When I first visited the shrine of Sayyida Zeinab in Syria right before the war broke out, I was struck not only by the shrine’s majestic mirror mosaics, towering marble columns, and golden dome, but also by the immense spiritual and communal power of the women – from all over the world – packed within its walls (not to mention the men praying outside of them).

But now the shrine of one of Islam’s most revered women has become a prime target of Sunni rebel mortars. And with many Lebanese and Iraqi Shiite fighters killed in Syria being commemorated at home as “martyrs in the defense of the holy shrine of Sayyida Zeinab” – regardless of where they fought – the centrality of her symbolic presence in the conflict is clear.

One senior Shiite cleric, Ali al-Amin, has decried the violence committed in her name: “Sayyida Zainab does not want bloodshed in the name of defending her shrine, but rather unity and shunning sedition.”

State TV aired footage from the blast site, showing several vehicles and shops on fire and at least two buildings whose balconies, doors and windows had been destroyed. Blood stains could be seen on the debris-covered road. Fire engines rushed to the scene to extinguish fires caused by the explosions.

State news agency SANA said the first blast was caused by a suicide attacker wearing an explosives belt, while the second was the result of a suicide attacker in a car rigged with explosives.

SANA quoted Prime Minister Wael al-Halqi as blaming the "brutal massacres" on Turkey, Saudi Arabia and Qatar, which are the main supporters of the Syrian rebels trying to remove President Bashar Assad from power.

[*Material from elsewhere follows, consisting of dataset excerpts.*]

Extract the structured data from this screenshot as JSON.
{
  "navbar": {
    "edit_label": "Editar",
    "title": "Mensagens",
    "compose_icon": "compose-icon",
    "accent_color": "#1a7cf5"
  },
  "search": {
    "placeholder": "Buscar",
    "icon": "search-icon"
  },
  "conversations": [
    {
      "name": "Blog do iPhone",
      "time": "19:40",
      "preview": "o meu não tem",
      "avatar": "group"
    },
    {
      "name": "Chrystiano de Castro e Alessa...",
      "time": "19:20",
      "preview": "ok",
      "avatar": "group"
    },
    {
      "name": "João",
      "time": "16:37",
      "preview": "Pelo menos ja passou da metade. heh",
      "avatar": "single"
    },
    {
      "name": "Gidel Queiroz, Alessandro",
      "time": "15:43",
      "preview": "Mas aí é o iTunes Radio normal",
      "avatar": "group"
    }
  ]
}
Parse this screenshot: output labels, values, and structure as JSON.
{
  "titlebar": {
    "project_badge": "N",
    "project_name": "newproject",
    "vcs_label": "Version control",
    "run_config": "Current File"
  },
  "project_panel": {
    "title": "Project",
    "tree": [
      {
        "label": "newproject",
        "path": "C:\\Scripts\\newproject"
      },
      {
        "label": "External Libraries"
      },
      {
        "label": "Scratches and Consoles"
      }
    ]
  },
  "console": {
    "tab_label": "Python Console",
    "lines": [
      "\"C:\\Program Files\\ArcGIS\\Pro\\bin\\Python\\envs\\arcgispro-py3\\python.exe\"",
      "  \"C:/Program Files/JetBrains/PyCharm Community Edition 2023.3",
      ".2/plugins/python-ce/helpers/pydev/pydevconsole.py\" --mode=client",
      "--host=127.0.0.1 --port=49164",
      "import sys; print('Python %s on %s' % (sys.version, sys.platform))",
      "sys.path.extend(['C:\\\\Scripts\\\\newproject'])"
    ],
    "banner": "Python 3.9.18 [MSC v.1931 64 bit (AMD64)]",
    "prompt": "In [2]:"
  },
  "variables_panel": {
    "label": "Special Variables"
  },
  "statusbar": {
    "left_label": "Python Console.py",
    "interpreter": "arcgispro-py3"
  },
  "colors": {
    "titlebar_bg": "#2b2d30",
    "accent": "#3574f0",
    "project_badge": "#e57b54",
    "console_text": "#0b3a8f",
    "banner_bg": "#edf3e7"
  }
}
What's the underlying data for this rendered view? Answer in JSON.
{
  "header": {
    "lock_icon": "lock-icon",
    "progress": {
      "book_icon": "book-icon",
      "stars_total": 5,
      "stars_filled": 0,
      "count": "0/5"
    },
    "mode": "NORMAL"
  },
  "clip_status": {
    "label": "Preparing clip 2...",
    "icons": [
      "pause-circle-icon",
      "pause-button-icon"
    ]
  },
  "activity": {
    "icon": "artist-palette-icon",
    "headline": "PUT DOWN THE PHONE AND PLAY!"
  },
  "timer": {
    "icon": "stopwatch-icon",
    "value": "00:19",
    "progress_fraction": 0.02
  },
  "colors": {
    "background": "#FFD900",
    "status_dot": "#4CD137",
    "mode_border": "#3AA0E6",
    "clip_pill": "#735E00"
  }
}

Sayyida Zeinab has been a frequent target of bombings in Syria's civil war, now in its sixth year. On April 25, a suicide car bomb struck a military checkpoint, killing eight people, and in February, a series of blasts killed at least 83 people and wounded more than 170.

The blasts came as US-backed fighters in northern Syria tightened their siege on the IS stronghold of Manbij, where tens of the thousands of civilians are trapped by the fighting. The Syria Democratic Forces, a predominantly Kurdish group, encircled the town after capturing dozens of villages and farms near the Turkish border.

"The push toward Manbij slowed down because of fear for civilians there," said Mustafa Bali, a Syrian journalist who visited the front line. "All telecommunications with the town have been cut," he told The Associated Press by telephone.

The Observatory said tens of thousands of civilians in the town fear bombardment of residential areas at a time when most bakeries have stopped working and food is running out. It said airstrikes by the US-led coalition have killed 30 civilians, including 11 children, since SDF began its offensive on May 31.

Manbij, one of IS's largest strongholds in Syria's Aleppo province, is a waypoint on a key supply line between the extremists' de facto capital of Raqqa and the Turkish frontier.

In the central province of Homs, a 31-truck aid convoy from the International Committee of the Red Cross and the Syrian Arab Red Crescent entered the besieged town of Houla on Saturday, according to ICRC spokesman Pawel Krzysiek.

Krzysiek said the trucks are carrying food for 14,200 families as well as products such as mattresses, blankets, water pumps, hygiene kits, diapers and vaccines. In March, 28 trucks carrying relief entered Houla, he said.

Earlier this week, the UN said the Syrian government had approved access to 15 of 19 besieged areas.

The UN estimates that 592,700 people live under siege in Syria, with about 452,700 of them under blockades by government forces. Lifting sieges on rebel-held areas was a key demand by the opposition during peace talks that failed earlier this year in Geneva.